WordPress versus FreeBSD

I recently migrated my web site to a new FreeBSD install, configured so I could use ZFS boot environments. This upgrade crossed FreeBSD versions (10.0->10.1), filesystems (UFS -> ZFS), and PHP versions (5.5 -> 5.6).

And my WordPress pointy-clicky upgrades stopped working. Every time I ran an upgrade, the web gui hung with:

Updating Plugin Honketyblatt (1/1)

The web site would site there, forever. Enabling WP debugging gave me no error messages.

If I had the job of running WordPress sites, I would have an automatic tool that processed the upgrades for me. It’s not, so I don’t.

I use the FreeBSD WordPress package to get all of the dependencies, but manage my actual WordPress sites in a separate directory. It turns out that the FreeBSD WordPress package doesn’t list all of the modules that you need for a self-maintaining WordPress install. My old server had a few packages that the new one didn’t.

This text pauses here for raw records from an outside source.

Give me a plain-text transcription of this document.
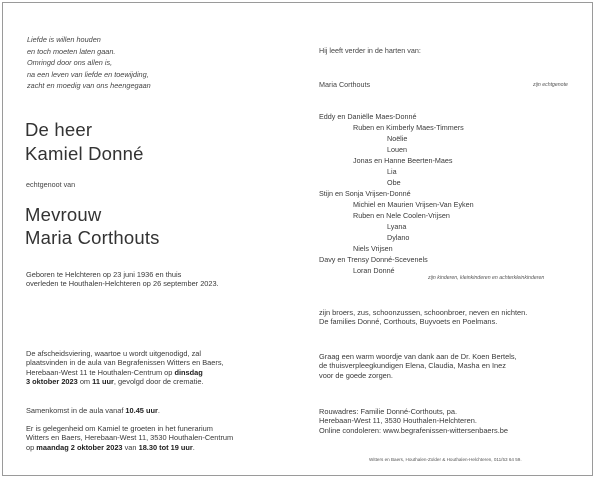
Liefde is willen houden
en toch moeten laten gaan.
Omringd door ons allen is,
na een leven van liefde en toewijding,
zacht en moedig van ons heengegaan
De heer
Kamiel Donné
echtgenoot van
Mevrouw
Maria Corthouts
Geboren te Helchteren op 23 juni 1936 en thuis
overleden te Houthalen-Helchteren op 26 september 2023.
De afscheidsviering, waartoe u wordt uitgenodigd, zal
plaatsvinden in de aula van Begrafenissen Witters en Baers,
Herebaan-West 11 te Houthalen-Centrum op dinsdag
3 oktober 2023 om 11 uur, gevolgd door de crematie.
Samenkomst in de aula vanaf 10.45 uur.
Er is gelegenheid om Kamiel te groeten in het funerarium
Witters en Baers, Herebaan-West 11, 3530 Houthalen-Centrum
op maandag 2 oktober 2023 van 18.30 tot 19 uur.
Hij leeft verder in de harten van:
Maria Corthouts	zijn echtgenote
Eddy en Daniëlle Maes-Donné
Ruben en Kimberly Maes-Timmers
Noëlie
Louen
Jonas en Hanne Beerten-Maes
Lia
Obe
Stijn en Sonja Vrijsen-Donné
Michiel en Maurien Vrijsen-Van Eyken
Ruben en Nele Coolen-Vrijsen
Lyana
Dylano
Niels Vrijsen
Davy en Trensy Donné-Scevenels
Loran Donné
zijn kinderen, kleinkinderen en achterkleinkinderen
zijn broers, zus, schoonzussen, schoonbroer, neven en nichten.
De families Donné, Corthouts, Buyvoets en Poelmans.
Graag een warm woordje van dank aan de Dr. Koen Bertels,
de thuisverpleegkundigen Elena, Claudia, Masha en Inez
voor de goede zorgen.
Rouwadres: Familie Donné-Corthouts, pa.
Herebaan-West 11, 3530 Houthalen-Helchteren.
Online condoleren: www.begrafenissen-wittersenbaers.be
Witters en Baers, Houthalen-Zolder & Houthalen-Helchteren, 011/53 64 59.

If you want to use WordPress’ self-updating features, be sure to install the following packages in addition to the FreeBSD-recommended defaults.

php56-tokenizer
php56-zlib
php56-zip

I installed these packages, and everything started working.

5 Replies to “WordPress versus FreeBSD”

  1. DAMN YOU LUCUS!

    It’s because of you that I have now enabled updates. All I did was chown -R www:wheel of the directory, added in zlib and zip (I already had tokenizer), and restarted Apache.

    This will save me much time, given I have four WordPress installations…

    Thank you.

  2. My day job is developing WordPress themes & plugins, and while the auto-upgrade feature was developed with the best of intentions, it’s not something I recommend that clients keep on. Instead, it’s wiser to check that the version upgrade works on a local development machine before upgrading the production site, as past auto upgrades have broken sites (https://wordpress.org/support/topic/automatic-update-to-382-broke-my-site).

    This is more of a problem with the themes & plugins you have installed already, than a problem with the core WordPress install.

    The 4.2 release of WordPress also has with it a poorly documented MySQL version requirement, as it uses a character encoding type that MySQL only supports as of 5.5: utf8mb4.